Gabe Ward: Do you have any insights as to how Piersbacher’s experience in his career might give him the upper hand in the NFL? He has played on the biggest stage several times in his college career; do you think that helps his ability to be able to come in and hit the ground running?
Brent Taylor: Absolutely. He’s versatile, tough, and refined. If he has to start from day 1 due to injuries, you don’t have to worry about him screwing up half his assignments and getting jumpy. The dude has started in four straight national championship games, 8 playoff games, and 3 SEC championship matches — plus two trips to Baton Rouge (the craziest fan base in America) and two trips to Auburn (a cursed home venue that is basically like a Final Destination movie on the football field every time Alabama plays there). He’s done so for four years under the scrutiny of the Alabama fan base-- which is about as unforgiving of mistakes as any you’ll find.
So don’t expect a pro game to daunt him.
Gabe Ward: The Redskins value versatility along the offensive line, especially in light of all the injuries these past couple of years. While the Redskins do have a fine starter at center in Chase Roullier, what do you think is Pierschbacher’s best position, center or guard?

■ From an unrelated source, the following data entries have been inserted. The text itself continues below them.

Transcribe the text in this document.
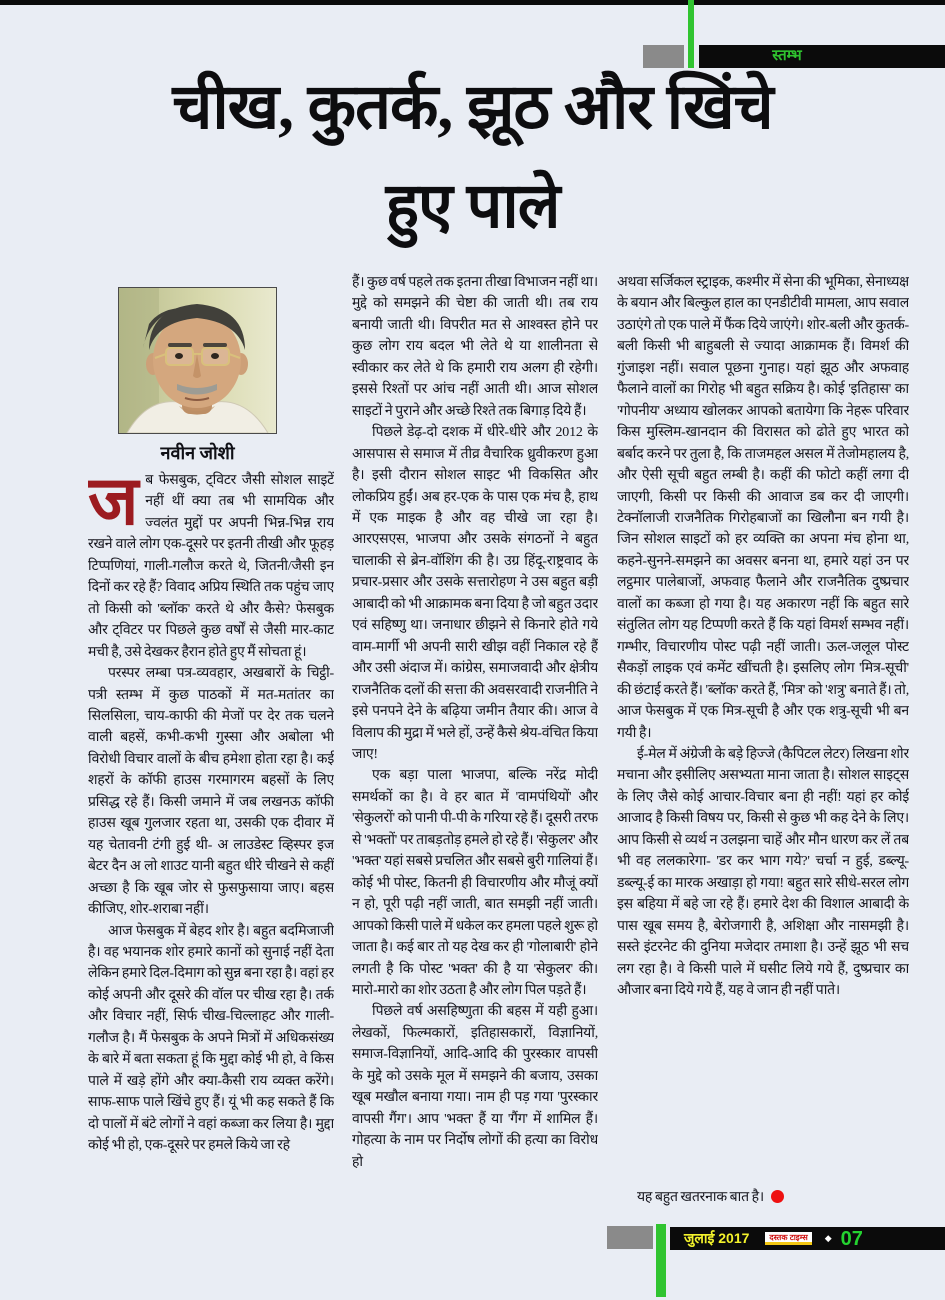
स्तम्भ
चीख, कुतर्क, झूठ और खिंचे
हुए पाले
नवीन जोशी

जब फेसबुक, ट्विटर जैसी सोशल साइटें नहीं थीं क्या तब भी सामयिक और ज्वलंत मुद्दों पर अपनी भिन्न-भिन्न राय रखने वाले लोग एक-दूसरे पर इतनी तीखी और फूहड़ टिप्पणियां, गाली-गलौज करते थे, जितनी/जैसी इन दिनों कर रहे हैं? विवाद अप्रिय स्थिति तक पहुंच जाए तो किसी को 'ब्लॉक' करते थे और कैसे? फेसबुक और ट्विटर पर पिछले कुछ वर्षों से जैसी मार-काट मची है, उसे देखकर हैरान होते हुए मैं सोचता हूं।

परस्पर लम्बा पत्र-व्यवहार, अखबारों के चिट्ठी-पत्री स्तम्भ में कुछ पाठकों में मत-मतांतर का सिलसिला, चाय-काफी की मेजों पर देर तक चलने वाली बहसें, कभी-कभी गुस्सा और अबोला भी विरोधी विचार वालों के बीच हमेशा होता रहा है। कई शहरों के कॉफी हाउस गरमागरम बहसों के लिए प्रसिद्ध रहे हैं। किसी जमाने में जब लखनऊ कॉफी हाउस खूब गुलजार रहता था, उसकी एक दीवार में यह चेतावनी टंगी हुई थी- अ लाउडेस्ट व्हिस्पर इज बेटर दैन अ लो शाउट यानी बहुत धीरे चीखने से कहीं अच्छा है कि खूब जोर से फुसफुसाया जाए। बहस कीजिए, शोर-शराबा नहीं।

आज फेसबुक में बेहद शोर है। बहुत बदमिजाजी है। वह भयानक शोर हमारे कानों को सुनाई नहीं देता लेकिन हमारे दिल-दिमाग को सुन्न बना रहा है। वहां हर कोई अपनी और दूसरे की वॉल पर चीख रहा है। तर्क और विचार नहीं, सिर्फ चीख-चिल्लाहट और गाली-गलौज है। मैं फेसबुक के अपने मित्रों में अधिकसंख्य के बारे में बता सकता हूं कि मुद्दा कोई भी हो, वे किस पाले में खड़े होंगे और क्या-कैसी राय व्यक्त करेंगे। साफ-साफ पाले खिंचे हुए हैं। यूं भी कह सकते हैं कि दो पालों में बंटे लोगों ने वहां कब्जा कर लिया है। मुद्दा कोई भी हो, एक-दूसरे पर हमले किये जा रहे

हैं। कुछ वर्ष पहले तक इतना तीखा विभाजन नहीं था। मुद्दे को समझने की चेष्टा की जाती थी। तब राय बनायी जाती थी। विपरीत मत से आश्वस्त होने पर कुछ लोग राय बदल भी लेते थे या शालीनता से स्वीकार कर लेते थे कि हमारी राय अलग ही रहेगी। इससे रिश्तों पर आंच नहीं आती थी। आज सोशल साइटों ने पुराने और अच्छे रिश्ते तक बिगाड़ दिये हैं।

पिछले डेढ़-दो दशक में धीरे-धीरे और 2012 के आसपास से समाज में तीव्र वैचारिक ध्रुवीकरण हुआ है। इसी दौरान सोशल साइट भी विकसित और लोकप्रिय हुईं। अब हर-एक के पास एक मंच है, हाथ में एक माइक है और वह चीखे जा रहा है। आरएसएस, भाजपा और उसके संगठनों ने बहुत चालाकी से ब्रेन-वॉशिंग की है। उग्र हिंदू-राष्ट्रवाद के प्रचार-प्रसार और उसके सत्तारोहण ने उस बहुत बड़ी आबादी को भी आक्रामक बना दिया है जो बहुत उदार एवं सहिष्णु था। जनाधार छीझने से किनारे होते गये वाम-मार्गी भी अपनी सारी खीझ वहीं निकाल रहे हैं और उसी अंदाज में। कांग्रेस, समाजवादी और क्षेत्रीय राजनैतिक दलों की सत्ता की अवसरवादी राजनीति ने इसे पनपने देने के बढ़िया जमीन तैयार की। आज वे विलाप की मुद्रा में भले हों, उन्हें कैसे श्रेय-वंचित किया जाए!

एक बड़ा पाला भाजपा, बल्कि नरेंद्र मोदी समर्थकों का है। वे हर बात में 'वामपंथियों' और 'सेकुलरों' को पानी पी-पी के गरिया रहे हैं। दूसरी तरफ से 'भक्तों' पर ताबड़तोड़ हमले हो रहे हैं। 'सेकुलर' और 'भक्त' यहां सबसे प्रचलित और सबसे बुरी गालियां हैं। कोई भी पोस्ट, कितनी ही विचारणीय और मौजूं क्यों न हो, पूरी पढ़ी नहीं जाती, बात समझी नहीं जाती। आपको किसी पाले में धकेल कर हमला पहले शुरू हो जाता है। कई बार तो यह देख कर ही 'गोलाबारी' होने लगती है कि पोस्ट 'भक्त' की है या 'सेकुलर' की। मारो-मारो का शोर उठता है और लोग पिल पड़ते हैं।

पिछले वर्ष असहिष्णुता की बहस में यही हुआ। लेखकों, फिल्मकारों, इतिहासकारों, विज्ञानियों, समाज-विज्ञानियों, आदि-आदि की पुरस्कार वापसी के मुद्दे को उसके मूल में समझने की बजाय, उसका खूब मखौल बनाया गया। नाम ही पड़ गया 'पुरस्कार वापसी गैंग'। आप 'भक्त' हैं या 'गैंग' में शामिल हैं। गोहत्या के नाम पर निर्दोष लोगों की हत्या का विरोध हो

अथवा सर्जिकल स्ट्राइक, कश्मीर में सेना की भूमिका, सेनाध्यक्ष के बयान और बिल्कुल हाल का एनडीटीवी मामला, आप सवाल उठाएंगे तो एक पाले में फैंक दिये जाएंगे। शोर-बली और कुतर्क-बली किसी भी बाहुबली से ज्यादा आक्रामक हैं। विमर्श की गुंजाइश नहीं। सवाल पूछना गुनाह। यहां झूठ और अफवाह फैलाने वालों का गिरोह भी बहुत सक्रिय है। कोई 'इतिहास' का 'गोपनीय' अध्याय खोलकर आपको बतायेगा कि नेहरू परिवार किस मुस्लिम-खानदान की विरासत को ढोते हुए भारत को बर्बाद करने पर तुला है, कि ताजमहल असल में तेजोमहालय है, और ऐसी सूची बहुत लम्बी है। कहीं की फोटो कहीं लगा दी जाएगी, किसी पर किसी की आवाज डब कर दी जाएगी। टेक्नॉलाजी राजनैतिक गिरोहबाजों का खिलौना बन गयी है। जिन सोशल साइटों को हर व्यक्ति का अपना मंच होना था, कहने-सुनने-समझने का अवसर बनना था, हमारे यहां उन पर लट्ठमार पालेबाजों, अफवाह फैलाने और राजनैतिक दुष्प्रचार वालों का कब्जा हो गया है। यह अकारण नहीं कि बहुत सारे संतुलित लोग यह टिप्पणी करते हैं कि यहां विमर्श सम्भव नहीं। गम्भीर, विचारणीय पोस्ट पढ़ी नहीं जाती। ऊल-जलूल पोस्ट सैकड़ों लाइक एवं कमेंट खींचती है। इसलिए लोग 'मित्र-सूची' की छंटाई करते हैं। 'ब्लॉक' करते हैं, 'मित्र' को 'शत्रु' बनाते हैं। तो, आज फेसबुक में एक मित्र-सूची है और एक शत्रु-सूची भी बन गयी है।

ई-मेल में अंग्रेजी के बड़े हिज्जे (कैपिटल लेटर) लिखना शोर मचाना और इसीलिए असभ्यता माना जाता है। सोशल साइट्स के लिए जैसे कोई आचार-विचार बना ही नहीं! यहां हर कोई आजाद है किसी विषय पर, किसी से कुछ भी कह देने के लिए। आप किसी से व्यर्थ न उलझना चाहें और मौन धारण कर लें तब भी वह ललकारेगा- 'डर कर भाग गये?' चर्चा न हुई, डब्ल्यू-डब्ल्यू-ई का मारक अखाड़ा हो गया! बहुत सारे सीधे-सरल लोग इस बहिया में बहे जा रहे हैं। हमारे देश की विशाल आबादी के पास खूब समय है, बेरोजगारी है, अशिक्षा और नासमझी है। सस्ते इंटरनेट की दुनिया मजेदार तमाशा है। उन्हें झूठ भी सच लग रहा है। वे किसी पाले में घसीट लिये गये हैं, दुष्प्रचार का औजार बना दिये गये हैं, यह वे जान ही नहीं पाते।

यह बहुत खतरनाक बात है।

जुलाई 2017	दस्तक टाइम्स	◆ 07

Brent Taylor: Ross was a fine center last year, and I don’t remember any issues with snaps or identifying blocks. I don’t think you can go wrong with him there. However, 3 years of starting guard experience is tough to ignore, and I think he’s more natural there. He’s great at identifying stunts and helping tackles chip guys on the outside, and I think it’s a waste to have him slugging it out with a nose tackle every play when he can probably be more effective at guard.
Gabe Ward: Could you give us a few words to describe the player we are getting in Ross Pierschbacher?
Brent Taylor: Consistent and reliable.
I want to thank Brent again for his time spent answering my questions about Pierschbacher. I mentioned to him in my initial email, ‘another Redskins draft, another Alabama player,’ to signal what a core part the players from that program have become to the team. At this rate, with Brent previously working with me on articles about Da’Ron Payne and Shaun Dion Hamilton, we may have to put him on retainer. As a formatting note, I would have liked to have included Brent in the main byline as I have done in years past, but the new editor restricts permissions to do that. This is, at minimum, a 50/50 endeavor, with the bulk of the thinking and writing coming from the people gracious enough to answer me, and I want to make sure they get their credit. I’ll likely be including this note for the rest of the series.